When EleutherAI unveiled its latest project, eyebrows across the tech world shot up in surprise.
The group, well known among AI researchers, rolled out its latest open dataset release, a mammoth dataset that clocks in at an impressive eight terabytes. Two years in the making, thanks to joint efforts with AI startups like Poolside and Hugging Face as well as university partners, the dataset aims to reshape how developers train machine learning models.
What makes The Common Pile v0.1 noteworthy is the attention EleutherAI paid to legally sourced material. While many prominent players in AI development have faced uncomfortable questions and courtroom battles over using data pulled straight from the internet, EleutherAI wanted a cleaner approach. Rather than skirting the edge of copyright, the team built the dataset using open content and fully licensed materials, including over three hundred thousand books from the Library of Congress and the Internet Archive.
The timing is significant. As corporations such as OpenAI contend with lawsuits challenging their reliance on content scraped from the web, the conversation about ethics and legality in AI data collection keeps getting louder. Some companies try to establish formal agreements with publishers, but most rely on the fair use doctrine to fend off legal fallout tied to training on copyrighted work.
Open Data, Open Ambitions
EleutherAI believes the rise in these lawsuits has made bigger companies more secretive about their data sources. According to executive director Stella Biderman, that wall of secrecy has slowed progress in the wider AI field. She noted that some researchers are now even barred from releasing their findings due to ongoing legal wrangling.
To counteract this, Biderman and her team made sure The Common Pile v0.1 was reviewed by legal advisers and drew on a wide range of public resources. They also tapped into modern transcription technology using Whisper, the open source tool from OpenAI, to turn spoken audio into usable text for their collection.
The results are already tangible. EleutherAI’s new AI models, Comma v0.1-1T and Comma v0.1-2T, both feature seven billion parameters, placing them in the same neighborhood as early Llama models from Meta and yielding strong results in coding, math, and image recognition tests. The models were built using just a slice of the newly released dataset but went toe to toe with others trained using far murkier data.
Biderman argues that the commonly held belief that model quality depends on unlicensed text simply does not stand up to scrutiny anymore.

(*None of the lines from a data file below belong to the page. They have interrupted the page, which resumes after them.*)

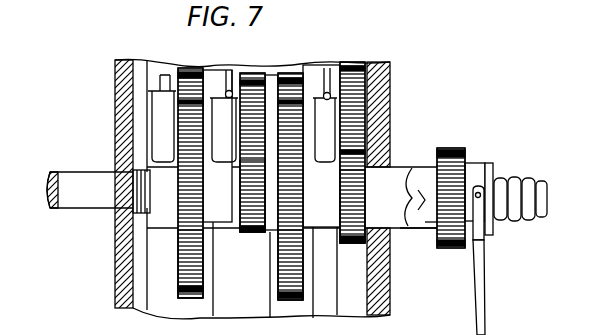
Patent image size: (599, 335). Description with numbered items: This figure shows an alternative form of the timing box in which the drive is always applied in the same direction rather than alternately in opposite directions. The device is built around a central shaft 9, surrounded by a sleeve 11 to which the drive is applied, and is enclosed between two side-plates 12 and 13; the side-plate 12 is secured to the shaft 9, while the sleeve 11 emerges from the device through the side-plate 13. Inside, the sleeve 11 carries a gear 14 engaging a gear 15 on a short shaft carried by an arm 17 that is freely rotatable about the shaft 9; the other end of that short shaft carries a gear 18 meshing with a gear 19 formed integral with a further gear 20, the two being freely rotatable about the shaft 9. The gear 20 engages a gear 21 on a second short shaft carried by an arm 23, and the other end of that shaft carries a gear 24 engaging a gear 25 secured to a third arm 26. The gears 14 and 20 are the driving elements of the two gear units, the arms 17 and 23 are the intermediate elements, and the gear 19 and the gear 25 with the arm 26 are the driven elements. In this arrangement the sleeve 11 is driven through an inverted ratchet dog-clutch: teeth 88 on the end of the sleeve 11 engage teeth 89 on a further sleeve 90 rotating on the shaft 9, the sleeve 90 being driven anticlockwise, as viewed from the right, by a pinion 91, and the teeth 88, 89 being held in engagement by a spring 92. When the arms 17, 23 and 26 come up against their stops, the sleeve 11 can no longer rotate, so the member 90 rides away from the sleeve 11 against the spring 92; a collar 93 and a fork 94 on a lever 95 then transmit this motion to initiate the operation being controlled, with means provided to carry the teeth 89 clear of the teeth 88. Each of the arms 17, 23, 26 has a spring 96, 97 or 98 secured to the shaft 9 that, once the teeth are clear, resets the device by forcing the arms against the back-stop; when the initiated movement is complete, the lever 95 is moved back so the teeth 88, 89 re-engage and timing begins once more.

The central shaft 9 is at (85, 200).
The sleeve 11 is at (395, 230).
The side-plate 12 is at (115, 86).
The side-plate 13 is at (390, 107).
The gear 14 is at (356, 245).
The gear 15 is at (358, 78).
The arm 17 is at (327, 90).
The gear 18 is at (294, 80).
The gear 19 is at (280, 240).
The gear 20 is at (252, 238).
The gear 21 is at (258, 80).
The arm 23 is at (229, 86).
The gear 24 is at (190, 72).
The gear 25 is at (176, 280).
The arm 26 is at (165, 74).
The teeth 88 is at (421, 231).
The teeth 89 is at (406, 178).
The sleeve 90 is at (432, 231).
The pinion 91 is at (459, 160).
The spring 92 is at (525, 178).
The collar 93 is at (492, 165).
The fork 94 is at (487, 238).
The lever 95 is at (489, 290).
The spring 96 is at (312, 226).
The spring 97 is at (216, 214).
The spring 98 is at (116, 226).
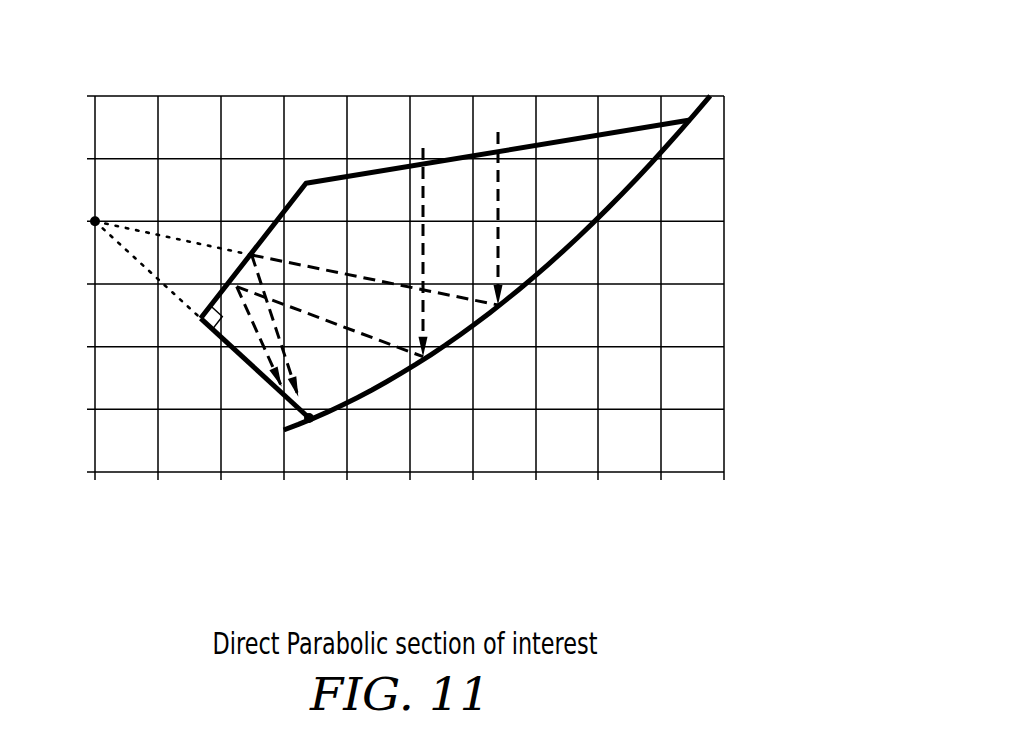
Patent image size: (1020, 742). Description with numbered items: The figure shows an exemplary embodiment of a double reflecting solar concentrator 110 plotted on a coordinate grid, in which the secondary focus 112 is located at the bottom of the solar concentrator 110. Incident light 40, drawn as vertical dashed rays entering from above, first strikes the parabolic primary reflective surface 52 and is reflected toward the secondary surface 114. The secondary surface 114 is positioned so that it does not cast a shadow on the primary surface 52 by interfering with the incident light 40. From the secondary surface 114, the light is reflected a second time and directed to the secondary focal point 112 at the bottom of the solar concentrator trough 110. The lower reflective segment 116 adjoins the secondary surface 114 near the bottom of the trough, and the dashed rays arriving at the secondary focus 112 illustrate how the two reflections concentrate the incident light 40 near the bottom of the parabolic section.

The incident light 40 is at (425, 148).
The primary reflective surface 52 is at (572, 251).
The double reflecting solar concentrator 110 is at (778, 172).
The secondary focus 112 is at (307, 425).
The secondary surface 114 is at (297, 190).
The lower reflective surface 116 is at (262, 375).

As open and licensed datasets become more available, she is confident models built using these resources can keep pace with, and even surpass, those created with proprietary data.
This announcement also signals a change of heart for EleutherAI. The group acknowledges its previous open dataset, known simply as The Pile, included protected material, leading to criticism and legal headaches for companies that deployed it. Now, EleutherAI says it will prioritize more frequent collaboration and transparent releases, aiming for truly open research with the support of academic and industry partnerships.